Sunday, June 13, 2010

Impact of IFRIC 15 on property stocks

If you have any property stock in your portfolio, or you plan to buy any property stock, I have a very important message to share with you.

Malaysia will implement a new accounting standard named as IFRIC 15, an interpretation issued by the International Financial Reporting Interpretations Committee (IFRIC) effective 1 July 2010. IFRIC has named this interpretation "Agreements for the Construction of Real Estate", which, what you guess is correct -- it will affect the accounting system of all the property developers.

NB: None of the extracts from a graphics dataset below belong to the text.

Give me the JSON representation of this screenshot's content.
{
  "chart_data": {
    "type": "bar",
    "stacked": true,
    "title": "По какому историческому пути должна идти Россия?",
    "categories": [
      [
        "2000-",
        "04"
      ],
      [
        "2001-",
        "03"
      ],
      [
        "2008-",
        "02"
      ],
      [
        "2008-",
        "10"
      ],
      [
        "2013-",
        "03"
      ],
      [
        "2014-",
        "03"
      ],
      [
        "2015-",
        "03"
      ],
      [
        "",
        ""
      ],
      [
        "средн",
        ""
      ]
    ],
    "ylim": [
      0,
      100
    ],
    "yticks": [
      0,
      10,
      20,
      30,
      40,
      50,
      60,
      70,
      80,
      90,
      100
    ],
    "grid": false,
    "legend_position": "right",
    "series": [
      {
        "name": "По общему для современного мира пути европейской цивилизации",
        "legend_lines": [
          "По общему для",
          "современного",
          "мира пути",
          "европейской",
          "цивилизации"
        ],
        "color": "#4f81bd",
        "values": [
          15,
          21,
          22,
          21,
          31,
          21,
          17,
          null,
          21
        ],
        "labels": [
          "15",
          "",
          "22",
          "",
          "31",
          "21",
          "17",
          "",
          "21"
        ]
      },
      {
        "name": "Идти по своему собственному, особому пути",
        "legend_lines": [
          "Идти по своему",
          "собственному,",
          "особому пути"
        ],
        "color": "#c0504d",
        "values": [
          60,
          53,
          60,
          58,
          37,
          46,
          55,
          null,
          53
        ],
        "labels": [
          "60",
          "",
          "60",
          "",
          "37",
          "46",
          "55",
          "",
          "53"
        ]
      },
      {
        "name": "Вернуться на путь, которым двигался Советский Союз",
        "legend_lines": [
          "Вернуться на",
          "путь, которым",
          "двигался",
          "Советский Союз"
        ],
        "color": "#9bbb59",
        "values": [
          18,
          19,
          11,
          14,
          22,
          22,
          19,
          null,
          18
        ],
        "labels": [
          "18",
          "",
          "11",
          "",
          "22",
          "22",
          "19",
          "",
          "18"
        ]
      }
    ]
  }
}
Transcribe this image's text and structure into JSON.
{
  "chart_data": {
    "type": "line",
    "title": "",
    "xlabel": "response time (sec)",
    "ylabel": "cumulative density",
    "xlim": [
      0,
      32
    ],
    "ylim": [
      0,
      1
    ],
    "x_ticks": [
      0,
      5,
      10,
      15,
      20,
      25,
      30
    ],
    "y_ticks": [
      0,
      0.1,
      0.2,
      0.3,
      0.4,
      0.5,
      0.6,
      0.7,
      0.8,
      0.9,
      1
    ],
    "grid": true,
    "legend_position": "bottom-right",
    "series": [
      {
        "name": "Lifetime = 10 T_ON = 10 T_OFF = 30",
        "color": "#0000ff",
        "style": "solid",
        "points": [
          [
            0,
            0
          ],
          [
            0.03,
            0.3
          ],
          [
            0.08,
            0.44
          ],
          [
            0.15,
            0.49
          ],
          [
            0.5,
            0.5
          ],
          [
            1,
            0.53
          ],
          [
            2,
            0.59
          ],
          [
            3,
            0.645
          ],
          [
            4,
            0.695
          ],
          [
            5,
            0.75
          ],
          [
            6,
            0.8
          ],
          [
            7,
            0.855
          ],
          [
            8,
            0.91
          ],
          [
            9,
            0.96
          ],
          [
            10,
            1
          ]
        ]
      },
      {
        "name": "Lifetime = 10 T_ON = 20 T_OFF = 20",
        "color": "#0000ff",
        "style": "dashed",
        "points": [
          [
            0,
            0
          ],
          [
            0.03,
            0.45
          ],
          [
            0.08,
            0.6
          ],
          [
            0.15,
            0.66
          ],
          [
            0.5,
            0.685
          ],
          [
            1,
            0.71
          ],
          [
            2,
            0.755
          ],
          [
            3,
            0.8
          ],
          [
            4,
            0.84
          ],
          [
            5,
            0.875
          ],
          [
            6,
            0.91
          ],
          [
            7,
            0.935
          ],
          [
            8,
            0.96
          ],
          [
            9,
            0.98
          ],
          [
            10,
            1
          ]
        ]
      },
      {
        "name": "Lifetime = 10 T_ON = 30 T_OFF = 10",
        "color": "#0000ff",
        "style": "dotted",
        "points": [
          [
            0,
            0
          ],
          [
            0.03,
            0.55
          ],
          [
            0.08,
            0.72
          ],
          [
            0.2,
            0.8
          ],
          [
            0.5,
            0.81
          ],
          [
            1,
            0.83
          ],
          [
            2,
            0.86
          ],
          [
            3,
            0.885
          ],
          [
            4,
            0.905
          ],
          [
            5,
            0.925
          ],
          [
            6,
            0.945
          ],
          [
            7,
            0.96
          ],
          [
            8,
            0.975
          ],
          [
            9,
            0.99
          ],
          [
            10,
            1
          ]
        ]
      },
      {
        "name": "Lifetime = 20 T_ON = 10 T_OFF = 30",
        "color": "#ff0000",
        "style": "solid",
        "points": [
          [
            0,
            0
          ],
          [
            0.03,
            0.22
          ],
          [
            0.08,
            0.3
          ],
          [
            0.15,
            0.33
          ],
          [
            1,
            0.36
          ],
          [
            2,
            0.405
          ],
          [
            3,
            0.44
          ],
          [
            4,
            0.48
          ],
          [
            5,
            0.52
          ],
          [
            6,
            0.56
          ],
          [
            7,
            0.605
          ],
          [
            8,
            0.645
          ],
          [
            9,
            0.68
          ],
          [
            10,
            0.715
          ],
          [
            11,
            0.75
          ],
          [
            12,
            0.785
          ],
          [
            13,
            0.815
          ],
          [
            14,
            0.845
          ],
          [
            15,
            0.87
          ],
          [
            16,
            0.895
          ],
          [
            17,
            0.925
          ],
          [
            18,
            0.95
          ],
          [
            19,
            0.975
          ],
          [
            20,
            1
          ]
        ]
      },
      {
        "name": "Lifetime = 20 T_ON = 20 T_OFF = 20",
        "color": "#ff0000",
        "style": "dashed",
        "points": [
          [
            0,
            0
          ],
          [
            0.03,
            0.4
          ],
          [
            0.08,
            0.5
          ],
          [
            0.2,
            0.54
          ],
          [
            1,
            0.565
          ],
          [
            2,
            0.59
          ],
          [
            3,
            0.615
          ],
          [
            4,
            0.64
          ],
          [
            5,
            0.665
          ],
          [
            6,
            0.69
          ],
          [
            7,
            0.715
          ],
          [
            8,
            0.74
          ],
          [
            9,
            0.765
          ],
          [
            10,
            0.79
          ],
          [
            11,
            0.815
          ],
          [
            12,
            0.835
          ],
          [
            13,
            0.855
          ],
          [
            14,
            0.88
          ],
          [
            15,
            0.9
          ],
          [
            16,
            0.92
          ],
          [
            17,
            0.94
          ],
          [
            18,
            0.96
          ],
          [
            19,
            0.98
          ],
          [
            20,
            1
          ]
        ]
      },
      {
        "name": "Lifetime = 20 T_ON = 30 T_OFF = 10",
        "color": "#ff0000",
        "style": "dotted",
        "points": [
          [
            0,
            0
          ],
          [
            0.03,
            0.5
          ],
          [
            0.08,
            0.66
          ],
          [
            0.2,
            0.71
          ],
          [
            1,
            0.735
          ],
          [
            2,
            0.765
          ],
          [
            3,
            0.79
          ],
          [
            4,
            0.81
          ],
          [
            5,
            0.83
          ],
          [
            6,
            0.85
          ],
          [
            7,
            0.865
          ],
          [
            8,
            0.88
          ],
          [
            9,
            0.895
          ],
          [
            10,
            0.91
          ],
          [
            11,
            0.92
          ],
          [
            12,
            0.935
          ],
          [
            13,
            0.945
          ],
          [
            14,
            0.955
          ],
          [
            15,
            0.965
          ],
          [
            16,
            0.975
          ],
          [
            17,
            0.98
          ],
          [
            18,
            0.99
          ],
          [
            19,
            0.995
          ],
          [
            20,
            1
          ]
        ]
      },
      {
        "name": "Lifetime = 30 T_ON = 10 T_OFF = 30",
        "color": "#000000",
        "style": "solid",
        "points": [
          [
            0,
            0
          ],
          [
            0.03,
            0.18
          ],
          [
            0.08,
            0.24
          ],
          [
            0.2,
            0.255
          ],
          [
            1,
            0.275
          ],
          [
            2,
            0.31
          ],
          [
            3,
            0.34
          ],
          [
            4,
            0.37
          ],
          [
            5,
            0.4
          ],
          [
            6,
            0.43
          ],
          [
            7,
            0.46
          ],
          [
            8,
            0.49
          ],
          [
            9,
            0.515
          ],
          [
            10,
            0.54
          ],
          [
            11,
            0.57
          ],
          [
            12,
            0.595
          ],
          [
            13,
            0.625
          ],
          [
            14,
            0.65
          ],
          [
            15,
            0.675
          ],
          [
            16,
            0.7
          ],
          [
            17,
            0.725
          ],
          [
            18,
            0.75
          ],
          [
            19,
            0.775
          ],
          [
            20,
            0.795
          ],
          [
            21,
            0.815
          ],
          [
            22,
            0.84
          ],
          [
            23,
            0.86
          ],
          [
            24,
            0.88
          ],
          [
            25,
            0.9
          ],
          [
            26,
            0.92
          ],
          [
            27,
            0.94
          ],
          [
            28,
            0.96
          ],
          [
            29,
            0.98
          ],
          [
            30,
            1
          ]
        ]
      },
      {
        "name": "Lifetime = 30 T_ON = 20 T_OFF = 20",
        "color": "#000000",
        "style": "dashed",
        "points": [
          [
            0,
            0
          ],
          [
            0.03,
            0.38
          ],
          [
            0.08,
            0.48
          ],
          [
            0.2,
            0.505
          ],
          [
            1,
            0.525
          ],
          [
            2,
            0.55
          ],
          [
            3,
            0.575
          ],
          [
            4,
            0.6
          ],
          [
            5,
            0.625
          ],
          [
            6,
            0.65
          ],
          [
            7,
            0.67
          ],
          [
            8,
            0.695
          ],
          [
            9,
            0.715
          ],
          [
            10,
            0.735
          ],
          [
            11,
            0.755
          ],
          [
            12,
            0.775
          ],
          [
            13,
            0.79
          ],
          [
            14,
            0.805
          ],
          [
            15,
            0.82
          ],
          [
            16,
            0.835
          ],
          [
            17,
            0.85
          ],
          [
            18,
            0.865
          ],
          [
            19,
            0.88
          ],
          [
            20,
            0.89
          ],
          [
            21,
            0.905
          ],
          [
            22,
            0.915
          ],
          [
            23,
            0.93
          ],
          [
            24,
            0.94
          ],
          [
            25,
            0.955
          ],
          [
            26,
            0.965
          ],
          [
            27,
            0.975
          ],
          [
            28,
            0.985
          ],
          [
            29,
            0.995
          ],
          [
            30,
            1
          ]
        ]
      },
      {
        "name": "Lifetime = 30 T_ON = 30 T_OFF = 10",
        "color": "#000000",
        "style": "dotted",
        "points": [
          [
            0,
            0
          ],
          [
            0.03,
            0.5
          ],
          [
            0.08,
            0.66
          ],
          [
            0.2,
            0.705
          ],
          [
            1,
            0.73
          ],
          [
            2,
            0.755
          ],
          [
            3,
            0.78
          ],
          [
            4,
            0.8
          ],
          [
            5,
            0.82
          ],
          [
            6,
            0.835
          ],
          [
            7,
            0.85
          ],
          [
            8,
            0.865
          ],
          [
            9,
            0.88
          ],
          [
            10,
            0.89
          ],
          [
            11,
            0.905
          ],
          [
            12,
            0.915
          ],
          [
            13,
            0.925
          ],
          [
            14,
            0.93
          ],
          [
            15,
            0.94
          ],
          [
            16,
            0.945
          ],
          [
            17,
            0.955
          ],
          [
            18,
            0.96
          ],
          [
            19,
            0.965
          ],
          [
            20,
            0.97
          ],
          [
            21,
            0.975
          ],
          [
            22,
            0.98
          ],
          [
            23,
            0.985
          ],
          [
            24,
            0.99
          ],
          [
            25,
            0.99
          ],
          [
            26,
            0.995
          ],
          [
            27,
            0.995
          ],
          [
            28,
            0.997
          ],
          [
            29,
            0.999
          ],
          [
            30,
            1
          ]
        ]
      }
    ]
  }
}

This radical change was made in response to criticisms from international investors and analysts that the current financial statements were inconsistently presented as well as being overly aggregated.
Currently, it is a normal practice that property developer charge for progressive payments based on percentage of completion of the project, and once the developer received the payment (normally from the bank which the buyer financed for the property, or directly from the buyer if the property is bought in cash without financing), the amount of money will be booked into the accounting system of the developer as revenue received. For public listing property stocks, this revenue will be reported in their Quarterly Report, and is used to calculated their profit & loss.
Under IFRIC 15, there is possibility that the property developer can only recognise this revenue at a lump-sum after the property is 100% completed and handed over to the buyer.

Although IFRIC 15 clarifies that there is possibility for the "percentage of completion method" can be applied, it is unlikely in many jurisdictions that many agrrangements will meet the necessary criteria. Therefore, such arrangements will result in "deferring recognision of revenue until construction is complete", which affect the profit/loss booking in accounting.

The greatest impact to property developers from this deferred recognision of revenue is that, we would see zero revenue generated in a project before its completion, and there are cost - labour, materials, project management, sales & marketing, etc. incurred during construction period. With zero revenue recorded but all the cost recorded, the P&L statement will show a red figure of lost.

Then, when the property is completed and handed over, there will be a surge in revenue. By that time, the cost is also minimal as the construction has already completed. We will probably see a sudden big gain in the P&L then.

Although this is a drastic change in accounting, bear in mind that there is nothing change in the fundamental of the business, as well as the cash flow of the company. This might cause confusion to investors if not handled properly.

We can foresee that in case this happened:
  • Property developers who focus on highrise building (which normally development period is 3 years) are more affected than property developers who focus more on landed property (which normally the development period is 2 years).
  • Property developers who have large landbanks and a lot of development projects concurrently ongoing, are less affected than those with only a few projects running, as they can strategically schedule the development completion time more effectively.
  • Property stocks who also have other type of business (such as property management, plantation, mining, etc.) are less affected than those who only involved in property development.
It is reported that the Real Estate and Housing Developers' Association (REHDA) of Malaysia has set up a task force to address and minimize issues arising from Malaysia's adoption of this IFRIC 15.


Voyager8 said... Reply To This Comment

Latest news:

The implementation of this IFRIC 15 in Malaysia has been deferred to January 2012.